Garments constitute 90% of Haiti’s exports, earning $800m, the biggest source of foreign exchange after diaspora remittances. Mango exports total just $12-15m.


Henri-Claude Müller-Poitevien, a member of the presidential commission for the Hope act’s implementation, says Haiti needs to capitalise on its advantages, which are also sought by Bangladesh, Vietnam and Cambodia.

“We know that Hope is unique, but we lost two years because of the quake and it runs out in 2020,” he says. “So we need to improve pricing and provide quality – [such as] embellishments, embroidery and accessories – because Bangladeshi labour is cheaper than Haitian.”

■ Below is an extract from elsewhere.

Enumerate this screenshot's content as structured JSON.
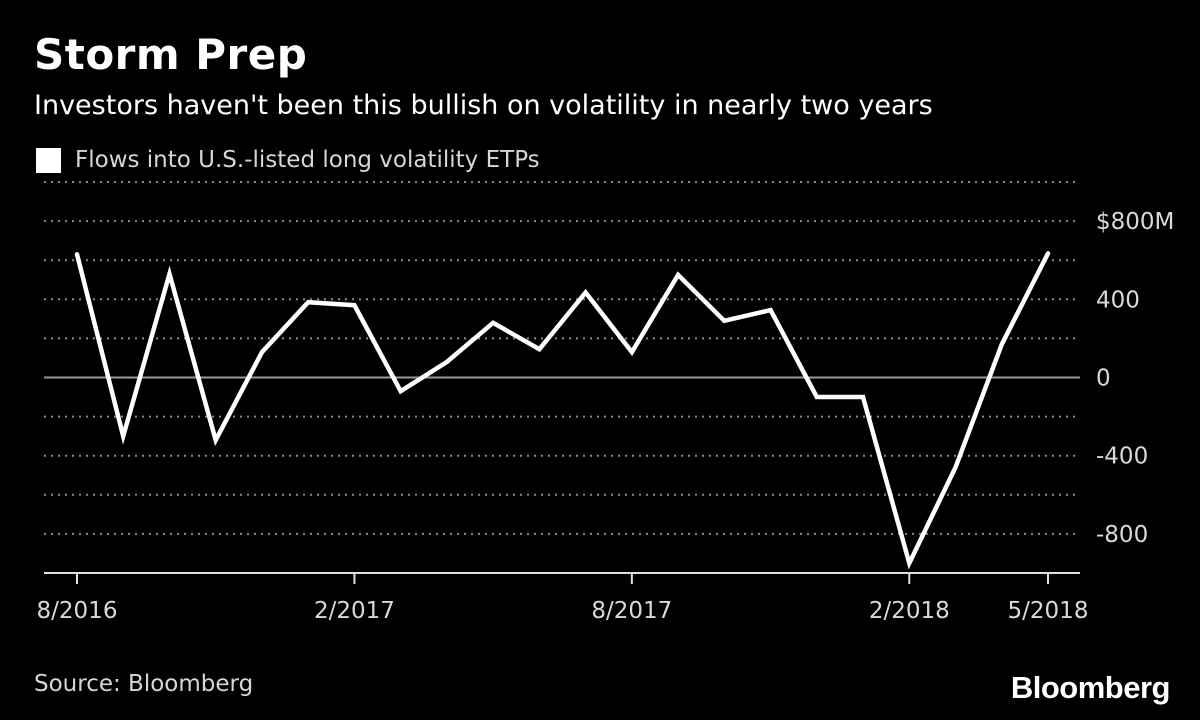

At 200 Haitian gourdes ($5) a day, the national minimum wage is hardly riches. But that still works out to $150 a month, says Müller-Poitevien; in Bangladesh, it is $40.

Delatour adds that, Hope or not, Haiti has one clear advantage over Bangladesh: there is no child labour. The unstated reality is that there are too many unemployed Haitian adults fighting for the same job to allow entry to underage workers.

What then of the debate over factory versus farm? Regine Barjon, marketing director for the Haitian-American chamber of commerce of Florida, is among those who believe Haiti need not choose. Barjon points to a potential partnership between her company, BioTek Haiti SA, and farmers in Léogâne – about 19 miles west of the capital, Port-au-Prince – as a good example of agribusiness entrepreneurship. The project would revitalise the underperforming Darbonne sugar mill, boosting production to faciltate stronger domestic and overseas sales and enabling the electricity generated from the waste to be sold to the national power company.

When pressed, even Buteau admits agriculture cannot remain a country’s core business. “In the 1700s, 80% of the US population was engaged in agriculture. Now, it’s 3%.”

For Laleau, it is all about timing. He wants to move from basic jobs to those that utilise the skills and overwhelming number (seven in 10) of Haitians under 30. “They are young, why should they stop dreaming?” he muses.

It is a good question. But it will be up to his government to make their dreams a reality.